Director of polling firm ICM Martin Boon also thinks that voters are "not impressed" by MPs seeking "petty party political advantage" at PMQs.
"We've conducted many political focus groups over the years, and a constant theme has always been a disappointment with politicians who engage in yah-boo politics," he says.
The details of such discussions are kept under wraps, but he concludes - in general terms - that focus groups would rather MPs "debated the issues sensibly" than behave like children.
Some MPs are attuned to different signals from voters. TV ratings soar for PMQs, they note.
Labour MP Stephen Pound describes the Speaker's assessment of the public's attitude towards ill-tempered Commons clashes as "absolute rubbish".
"They love it. They watch prime minister's questions because it is the World Wrestling Federation without the subtlety.
"If there were blood pouring down the aisle they'd be even happier."
In addition to its entertainment value, the wall of sound that frontbenchers must clamber over to be heard serves a useful constitutional purpose too, Mr Pound argues, enabling backbench MPs to weed out weak leaders.
"Some leaders don't recover" from the reputational damage inflicted upon them at PMQs, he notes, citing John Major and Gordon Brown as evidence.
As further proof of the extent of public interest in the "pressure cooker" environment of PMQs, he adds that MPs' allocation of tickets to watch the event are always "hugely over-subscribed".
"No-one has ever contacted me saying they love hearing Demosthenian arguments in the Commons - they say: 'I love it when [veteran Labour MP] Dennis Skinner is rude.'"
The Conservatives' Jacob Rees-Mogg also disagrees with Mr Bercow.
"I'm a great fan of the Speaker - he's a very good Speaker, and stands up for backbenchers," he says. "But I don't think he's right on this point.
"I think the electorate expects people to feel strongly about the issues that affect their lives very greatly."
Director of think tank the Hansard Society Dr Ruth Fox has an explanation for these contrasting conclusions: public opinion is "overwhelmingly contradictory" on the subject.

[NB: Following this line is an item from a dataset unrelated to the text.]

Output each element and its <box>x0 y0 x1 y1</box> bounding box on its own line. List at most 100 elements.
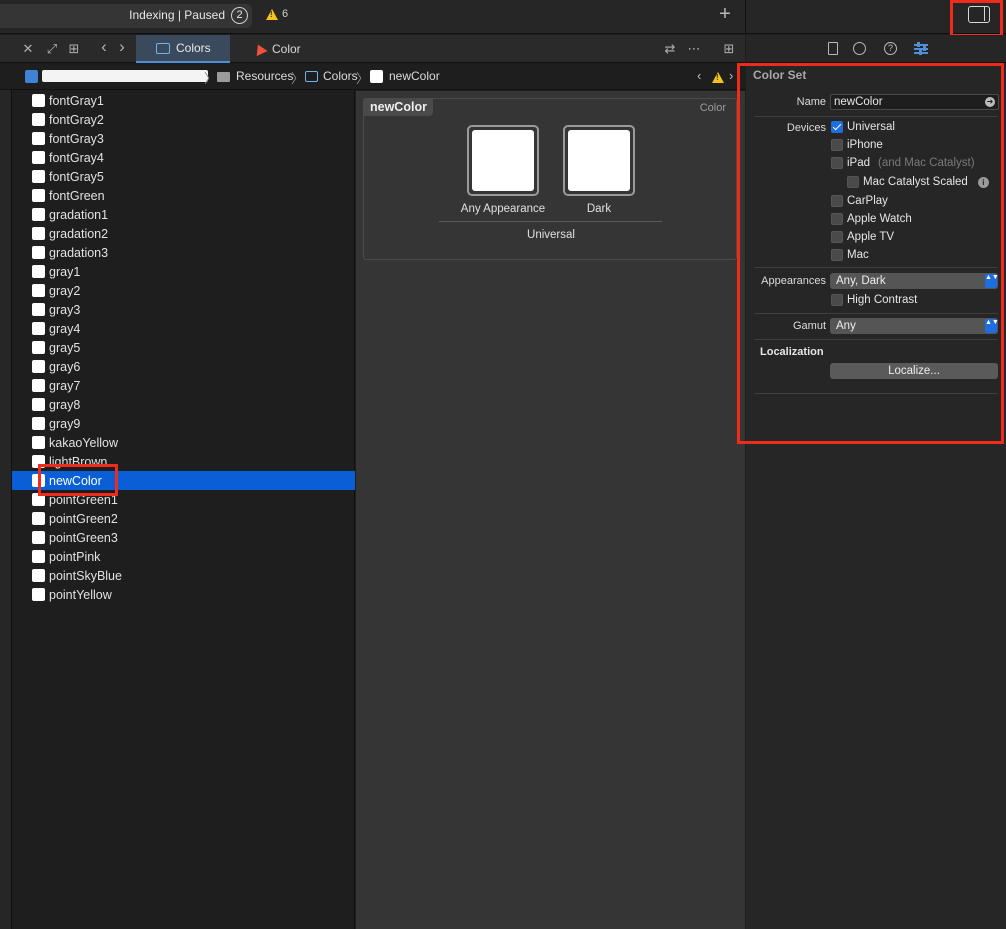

"On the one hand people like the theatre of PMQs. On the other, they really don't like the fact that they perceive MPs not to be taking the issues seriously," she says.
Dr Fox's latest research shows a marked increase in the proportion of people who agree with the propositions that Parliament "holds government to account" and "debates and makes decisions about issues that matter to me".
Punch and Judy
But she suspects this is in spite of raucousness in the Commons chamber rather than because of it.
In fact, she attributes the change to the increased profile and effectiveness of select committees in recent years - where the atmosphere of forensic investigation is radically different from the crucible of the Commons.
"One of the dangers for MPs," she warns, "is that because of the theatrical element [of Commons debate], they think the public are laughing with them but all too often the public are laughing at them."
If the public is conflicted on the subject, it's fair to say that some notable politicians - over the passage of time - have been too.
Prime Minister David Cameron promised, during his 2005 campaign to become Tory leader, to bring an end to "Punch and Judy politics".
But in 2011 he admitted: "I will absolutely hold up my hand... and say you're quite right, this is a promise I have not been able to deliver - I 'fess up to you if you like."
He's not the only one to have altered his stance.
Mr Pound remembers a former political rival who was "exceptionally badly behaved" during the 1997-2001 Parliament.
He was described by contemporary sketchwriters as "one of the Tories' most notorious hooligans", as "the Tories' very own rottweiler", and accused by reporters of "bellowing" at Labour MPs on several occasions.
In 2001, he was forced by Speaker Michael Martin to withdraw the "unparliamentary" epithet "con man!", which he had directed towards the then Chancellor Gordon Brown.
His name? John Bercow.
At that time, the Speaker conceded in 2010, his behaviour had been "spectacularly bad. Not just bad, but bad on an industrial scale."